Since the late 1960s, Saar has used discarded window frames like this one in her art. Here, she pays homage to a figure of legend venerated in Brazil: the blue-eyed, black-skinned Anastacia. Though expunged in the 1980s by the Brazilian Catholic Church, Anastacia was embraced by the local Umbanda religion, which combines aspects of Catholicism, Spiritism, and African and indigenous Brazilian belief systems. Copper coils on nails emerge from the window frame, suggesting psychic power or energy. The copper circuit boards used as a support evoke another form of energy generation and circulation.
Betye Saar
Memory Window for Anastacia, 1994
Paint on copper circuit boards in wood window frame, with metal ornaments and copper wire–covered nails
Private collection, Los Angeles. Courtesy of the artist and Roberts Projects, Los Angeles, California.© Betye Saar.
Robert Wedemeyer
Rachel Federman: Betty Saar's earliest found object assemblages from the 1960s used old window frames like this one. Two events in her life were particularly formative to her becoming an assemblage artist. As a child in the 1930s, she witnessed the construction of the Watts Towers in Los Angeles during weekly visits to her grandmother. Constructed by Simon Rodia between 1921 and 1954, the towers are a monumental work of folk art constructed from salvaged-steel rebar, cement, discarded bottles, and other detritus. Many years later, in January 1967, Saar visited an exhibition of works by Joseph Cornell at the Pasadena Art Museum. This is Saar speaking about it in 2011.

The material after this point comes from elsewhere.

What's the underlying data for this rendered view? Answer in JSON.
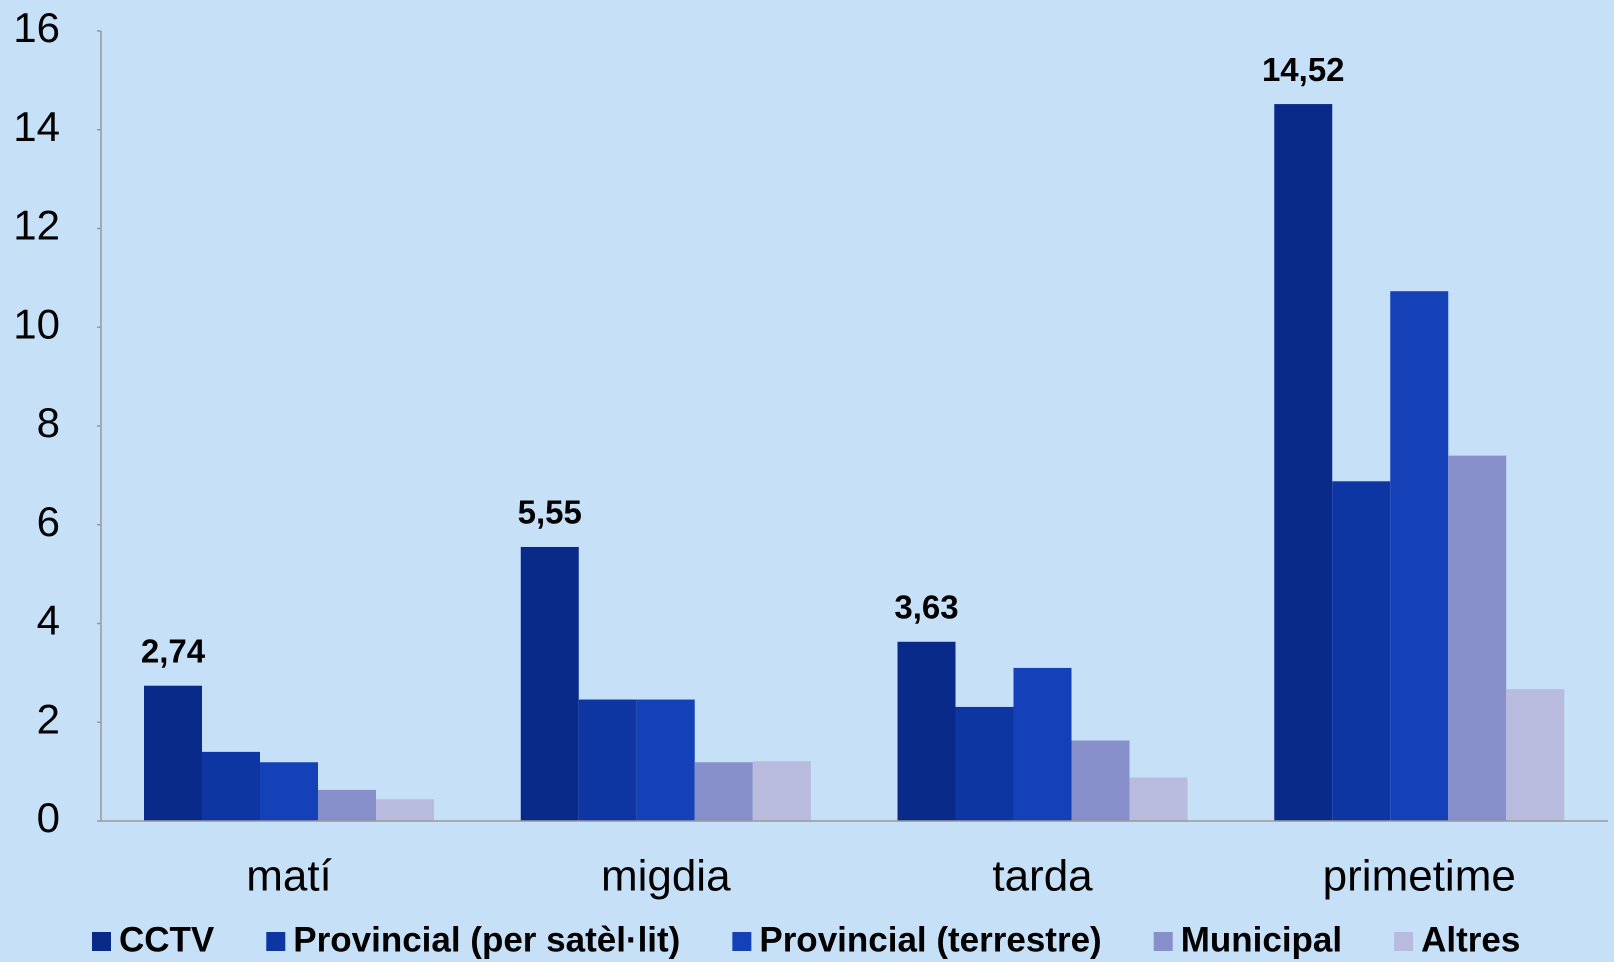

Betty Saar: The show was like a jewelry store because it was very dim, pin spots on each little box. It just really blew me away as much as the Watts Towers did in another way, you know, where the Watts Towers went up and out and encompassed all the junk that he glued on it. Here was a little box where all the junk was put right inside, which was another little magical world instead of like taking a pane from the window and making a little box and being able to go into that little box. So that started the assemblages.